The traveler who visits the gold-regions of the United States will everywhere meet with decayed buildings and abandoned localities, which, in former years, were in a flourishing condition.

The gold production of Australia has followed about the same course: first, the washing of the auriferous sand; next, the working of the deep deposits, and, finally, the lodes; after that, again decrease of production. The chain of mountains passing in Australia from north to south consists of sedimentary rock, in places mixed with volcanic. Auriferous veins come up to the surface. The mountains of New South Wales contain veins and sand mixed with gold, which placers were worked for a distance of 180 miles. But the working of the leads was not remunerative, and the gold in the sand was soon exhausted. Production fell from 126,780 ounces in 1876 to 75,492 ounces in 1879.

Where the chain of the Australian mountains passes through Queensland, it attains in places to a breadth of 25 miles, and also here the volcanic rock has carried the gold up to the surface. Large mining establishments, with shafts sunk 600 feet in depth, and producing 70,852 ounces annually, are to be found here.

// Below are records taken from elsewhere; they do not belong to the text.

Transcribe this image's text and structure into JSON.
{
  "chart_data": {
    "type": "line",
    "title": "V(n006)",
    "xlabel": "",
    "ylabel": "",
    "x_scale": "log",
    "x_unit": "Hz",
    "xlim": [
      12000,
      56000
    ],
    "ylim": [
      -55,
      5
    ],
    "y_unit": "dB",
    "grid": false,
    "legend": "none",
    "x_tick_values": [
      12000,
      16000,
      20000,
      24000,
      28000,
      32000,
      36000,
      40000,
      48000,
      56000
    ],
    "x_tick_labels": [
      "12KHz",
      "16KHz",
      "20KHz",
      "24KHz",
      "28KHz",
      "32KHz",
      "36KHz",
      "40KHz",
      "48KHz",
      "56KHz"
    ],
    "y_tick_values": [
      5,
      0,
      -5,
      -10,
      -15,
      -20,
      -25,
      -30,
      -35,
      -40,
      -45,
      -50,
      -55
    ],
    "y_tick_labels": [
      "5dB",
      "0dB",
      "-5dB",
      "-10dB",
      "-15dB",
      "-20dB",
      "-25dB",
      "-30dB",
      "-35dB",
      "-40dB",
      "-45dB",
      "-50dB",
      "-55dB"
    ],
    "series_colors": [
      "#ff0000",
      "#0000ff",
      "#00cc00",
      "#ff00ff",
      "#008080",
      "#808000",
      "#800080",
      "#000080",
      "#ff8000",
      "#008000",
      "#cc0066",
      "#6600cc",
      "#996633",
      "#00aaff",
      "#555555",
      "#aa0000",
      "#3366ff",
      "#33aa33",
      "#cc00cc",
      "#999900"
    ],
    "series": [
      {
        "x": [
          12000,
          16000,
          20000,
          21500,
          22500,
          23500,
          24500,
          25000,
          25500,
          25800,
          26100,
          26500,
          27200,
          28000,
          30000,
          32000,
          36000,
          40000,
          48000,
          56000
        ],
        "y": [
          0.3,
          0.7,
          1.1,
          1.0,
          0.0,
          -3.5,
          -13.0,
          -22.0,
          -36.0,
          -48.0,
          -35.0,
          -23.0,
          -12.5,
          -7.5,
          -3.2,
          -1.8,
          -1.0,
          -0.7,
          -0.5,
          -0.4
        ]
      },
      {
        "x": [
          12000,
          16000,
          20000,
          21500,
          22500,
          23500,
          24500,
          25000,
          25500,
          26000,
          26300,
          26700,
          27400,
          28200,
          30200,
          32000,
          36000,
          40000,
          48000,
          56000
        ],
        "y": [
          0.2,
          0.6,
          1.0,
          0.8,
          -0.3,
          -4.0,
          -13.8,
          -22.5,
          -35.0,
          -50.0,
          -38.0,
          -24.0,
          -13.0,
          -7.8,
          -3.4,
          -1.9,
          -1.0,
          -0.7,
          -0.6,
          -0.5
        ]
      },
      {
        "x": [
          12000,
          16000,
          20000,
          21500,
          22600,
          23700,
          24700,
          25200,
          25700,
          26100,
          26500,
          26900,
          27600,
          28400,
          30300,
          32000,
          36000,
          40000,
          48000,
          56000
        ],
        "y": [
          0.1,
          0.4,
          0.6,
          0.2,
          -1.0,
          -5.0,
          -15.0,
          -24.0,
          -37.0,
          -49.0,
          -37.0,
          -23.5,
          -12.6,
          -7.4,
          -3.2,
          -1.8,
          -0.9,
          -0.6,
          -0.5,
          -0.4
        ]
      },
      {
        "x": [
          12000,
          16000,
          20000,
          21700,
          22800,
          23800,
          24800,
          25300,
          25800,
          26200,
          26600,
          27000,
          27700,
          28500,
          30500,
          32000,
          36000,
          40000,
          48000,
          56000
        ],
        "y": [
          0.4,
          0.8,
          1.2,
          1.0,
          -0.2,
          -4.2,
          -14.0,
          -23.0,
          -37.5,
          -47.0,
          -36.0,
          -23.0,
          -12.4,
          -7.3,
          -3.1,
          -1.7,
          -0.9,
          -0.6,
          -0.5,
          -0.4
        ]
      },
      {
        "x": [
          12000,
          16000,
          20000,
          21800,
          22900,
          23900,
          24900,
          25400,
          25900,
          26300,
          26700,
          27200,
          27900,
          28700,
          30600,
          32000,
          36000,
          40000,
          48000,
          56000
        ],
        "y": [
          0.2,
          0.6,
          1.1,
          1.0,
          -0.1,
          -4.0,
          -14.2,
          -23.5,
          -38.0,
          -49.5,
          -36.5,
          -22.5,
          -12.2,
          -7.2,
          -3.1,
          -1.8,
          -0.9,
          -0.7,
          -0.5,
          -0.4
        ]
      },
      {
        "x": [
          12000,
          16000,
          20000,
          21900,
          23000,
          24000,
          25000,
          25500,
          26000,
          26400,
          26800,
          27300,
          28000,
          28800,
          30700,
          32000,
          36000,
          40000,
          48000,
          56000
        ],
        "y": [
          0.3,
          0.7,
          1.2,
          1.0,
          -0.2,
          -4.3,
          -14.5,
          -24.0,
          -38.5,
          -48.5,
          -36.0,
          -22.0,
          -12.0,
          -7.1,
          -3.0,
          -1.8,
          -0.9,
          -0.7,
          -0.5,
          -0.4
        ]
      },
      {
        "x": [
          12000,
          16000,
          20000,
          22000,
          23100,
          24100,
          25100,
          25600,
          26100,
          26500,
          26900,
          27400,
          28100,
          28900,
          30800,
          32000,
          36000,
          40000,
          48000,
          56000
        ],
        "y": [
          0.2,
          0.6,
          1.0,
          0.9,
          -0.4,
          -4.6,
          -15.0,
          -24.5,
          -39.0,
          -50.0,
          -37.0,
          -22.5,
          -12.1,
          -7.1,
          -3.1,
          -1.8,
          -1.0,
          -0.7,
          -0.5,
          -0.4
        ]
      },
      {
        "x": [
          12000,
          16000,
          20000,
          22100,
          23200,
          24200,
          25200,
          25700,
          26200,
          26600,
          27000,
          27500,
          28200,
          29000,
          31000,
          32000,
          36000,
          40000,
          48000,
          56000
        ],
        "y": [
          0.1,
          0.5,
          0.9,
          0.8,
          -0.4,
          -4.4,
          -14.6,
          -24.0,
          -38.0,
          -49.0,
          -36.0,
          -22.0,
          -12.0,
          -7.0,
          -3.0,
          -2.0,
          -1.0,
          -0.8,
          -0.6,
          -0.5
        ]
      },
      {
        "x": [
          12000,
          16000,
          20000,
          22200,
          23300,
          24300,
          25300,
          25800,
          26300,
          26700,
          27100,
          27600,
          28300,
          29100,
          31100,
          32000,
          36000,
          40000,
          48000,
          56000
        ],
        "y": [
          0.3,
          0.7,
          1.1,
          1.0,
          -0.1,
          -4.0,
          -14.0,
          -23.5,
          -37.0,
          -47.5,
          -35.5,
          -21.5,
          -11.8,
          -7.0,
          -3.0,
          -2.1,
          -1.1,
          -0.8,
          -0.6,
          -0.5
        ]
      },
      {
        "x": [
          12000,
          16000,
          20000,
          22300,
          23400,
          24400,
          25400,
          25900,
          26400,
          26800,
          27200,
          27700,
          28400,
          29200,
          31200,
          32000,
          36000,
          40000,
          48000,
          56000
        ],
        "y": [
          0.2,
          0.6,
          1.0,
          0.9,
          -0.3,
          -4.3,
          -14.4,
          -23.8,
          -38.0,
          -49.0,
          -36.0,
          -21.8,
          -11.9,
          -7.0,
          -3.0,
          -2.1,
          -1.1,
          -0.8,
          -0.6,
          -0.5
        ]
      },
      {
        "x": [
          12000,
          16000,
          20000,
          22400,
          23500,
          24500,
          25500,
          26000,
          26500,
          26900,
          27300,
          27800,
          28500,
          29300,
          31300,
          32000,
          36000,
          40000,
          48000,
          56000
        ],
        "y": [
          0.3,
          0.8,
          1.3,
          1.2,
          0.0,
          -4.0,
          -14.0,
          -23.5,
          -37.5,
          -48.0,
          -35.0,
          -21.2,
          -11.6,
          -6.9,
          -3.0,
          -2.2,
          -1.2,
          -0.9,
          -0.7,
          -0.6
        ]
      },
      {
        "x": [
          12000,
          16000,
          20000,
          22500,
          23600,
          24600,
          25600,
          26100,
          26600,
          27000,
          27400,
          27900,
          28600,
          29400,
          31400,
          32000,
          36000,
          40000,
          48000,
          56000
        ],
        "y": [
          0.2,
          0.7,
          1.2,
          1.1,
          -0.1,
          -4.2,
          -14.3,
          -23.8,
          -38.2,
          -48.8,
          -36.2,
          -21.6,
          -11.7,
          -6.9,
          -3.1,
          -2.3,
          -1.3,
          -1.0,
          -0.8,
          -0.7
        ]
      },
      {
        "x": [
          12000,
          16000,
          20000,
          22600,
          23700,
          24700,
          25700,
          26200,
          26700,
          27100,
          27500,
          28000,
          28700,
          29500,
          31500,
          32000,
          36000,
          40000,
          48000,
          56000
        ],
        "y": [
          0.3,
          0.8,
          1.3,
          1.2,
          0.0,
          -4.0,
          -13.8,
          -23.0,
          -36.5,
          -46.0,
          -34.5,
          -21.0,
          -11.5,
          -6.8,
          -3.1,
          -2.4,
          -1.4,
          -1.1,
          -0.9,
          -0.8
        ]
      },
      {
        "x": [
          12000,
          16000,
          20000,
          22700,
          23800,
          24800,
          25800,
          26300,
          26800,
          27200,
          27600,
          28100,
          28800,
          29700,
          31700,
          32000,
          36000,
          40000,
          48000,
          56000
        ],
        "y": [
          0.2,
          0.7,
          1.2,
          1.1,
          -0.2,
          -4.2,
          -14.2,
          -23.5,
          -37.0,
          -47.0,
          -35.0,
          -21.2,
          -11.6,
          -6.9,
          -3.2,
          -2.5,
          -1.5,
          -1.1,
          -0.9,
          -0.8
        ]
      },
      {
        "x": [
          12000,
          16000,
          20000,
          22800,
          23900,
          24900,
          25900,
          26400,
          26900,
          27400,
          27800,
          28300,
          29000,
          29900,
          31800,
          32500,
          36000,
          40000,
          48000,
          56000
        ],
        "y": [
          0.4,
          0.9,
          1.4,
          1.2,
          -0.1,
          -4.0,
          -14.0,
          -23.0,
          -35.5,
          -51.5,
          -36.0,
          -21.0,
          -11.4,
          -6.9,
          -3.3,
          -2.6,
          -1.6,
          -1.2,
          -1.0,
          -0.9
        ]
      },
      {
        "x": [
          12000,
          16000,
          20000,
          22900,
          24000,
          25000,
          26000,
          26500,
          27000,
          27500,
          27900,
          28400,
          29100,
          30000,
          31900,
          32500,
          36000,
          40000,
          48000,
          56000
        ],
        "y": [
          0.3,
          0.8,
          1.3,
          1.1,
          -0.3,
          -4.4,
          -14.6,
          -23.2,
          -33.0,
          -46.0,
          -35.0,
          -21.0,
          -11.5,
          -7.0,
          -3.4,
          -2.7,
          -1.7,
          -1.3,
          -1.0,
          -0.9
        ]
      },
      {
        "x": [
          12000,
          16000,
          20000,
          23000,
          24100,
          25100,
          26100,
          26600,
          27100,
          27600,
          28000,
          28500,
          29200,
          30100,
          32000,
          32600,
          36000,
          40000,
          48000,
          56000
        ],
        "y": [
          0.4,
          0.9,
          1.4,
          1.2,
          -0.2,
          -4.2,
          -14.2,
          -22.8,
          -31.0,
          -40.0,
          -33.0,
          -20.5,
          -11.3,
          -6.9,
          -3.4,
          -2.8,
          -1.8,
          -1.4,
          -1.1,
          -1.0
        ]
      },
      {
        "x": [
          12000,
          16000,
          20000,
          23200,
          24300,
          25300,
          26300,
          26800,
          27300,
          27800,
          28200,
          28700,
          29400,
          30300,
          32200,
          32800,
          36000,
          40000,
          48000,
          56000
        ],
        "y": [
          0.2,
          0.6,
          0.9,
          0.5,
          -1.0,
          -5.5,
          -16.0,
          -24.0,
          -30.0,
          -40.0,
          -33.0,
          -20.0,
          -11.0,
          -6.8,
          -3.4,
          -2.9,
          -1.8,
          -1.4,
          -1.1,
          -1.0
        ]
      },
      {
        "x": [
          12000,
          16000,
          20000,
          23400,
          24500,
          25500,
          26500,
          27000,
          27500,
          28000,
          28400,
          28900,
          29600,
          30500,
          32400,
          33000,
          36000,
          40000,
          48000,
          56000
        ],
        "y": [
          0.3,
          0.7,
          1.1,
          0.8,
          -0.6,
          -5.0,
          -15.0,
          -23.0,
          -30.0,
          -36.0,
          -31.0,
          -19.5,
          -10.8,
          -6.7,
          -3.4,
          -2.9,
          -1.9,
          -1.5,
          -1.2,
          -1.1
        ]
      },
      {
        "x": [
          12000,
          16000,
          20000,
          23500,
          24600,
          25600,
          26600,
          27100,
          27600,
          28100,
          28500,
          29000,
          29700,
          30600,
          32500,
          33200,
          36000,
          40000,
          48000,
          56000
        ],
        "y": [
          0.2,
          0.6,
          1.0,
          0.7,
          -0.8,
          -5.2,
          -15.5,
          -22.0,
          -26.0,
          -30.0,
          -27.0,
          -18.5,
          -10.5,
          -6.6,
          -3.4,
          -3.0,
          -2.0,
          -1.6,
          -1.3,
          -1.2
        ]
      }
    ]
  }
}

The German consul in Sydney, Mr. Soetbeer, has arranged the following table, exhibiting the decrease of the Australian gold production:

YEARLY AVERAGE,
Kilogrammes. Value in marks.
1856 to 1860 86,700 241,893,000
1861 to 1865 77,700 216,783,000
1866 to 1870 70,400 196,416,000
1871 to 1875 59,900 167,121,000
1876 59,100 164,889,000
1877 52,300 145,917,000
1878 45,300 120,387,000
1879 39,000 108,010,000

Thus we will find a uniform decrease in all parts of the world, and this at a time when the expansion of commerce makes the metal indispensable. If we consider in this connection that America consumes at present a great part of the gold with which it formerly inundated the European markets, we are led to believe that the national economists, Dr. Süss, Robert Giffen, P. Rogers, Patterson Williamson (Liverpool), and others, are not altogether wrong in ascribing the great periodically occurring commercial crises to the want of gold, the sole legal circulating medium. Commercial crises are like fever; after convalescence a certain equilibrium is re-established, soon to be destroyed again, however, and new elements gather, finally producing another crisis. Since America at present spends alone ten million dollars annually for gold and art productions, and, besides this, has reserved a large capital for speculating purposes, while its gold production is decreasing, it may be logically established that the gold for commercial purposes must constantly diminish, and financial crises will recur in ever-shortening intervals.—Fortschritt der Zeit.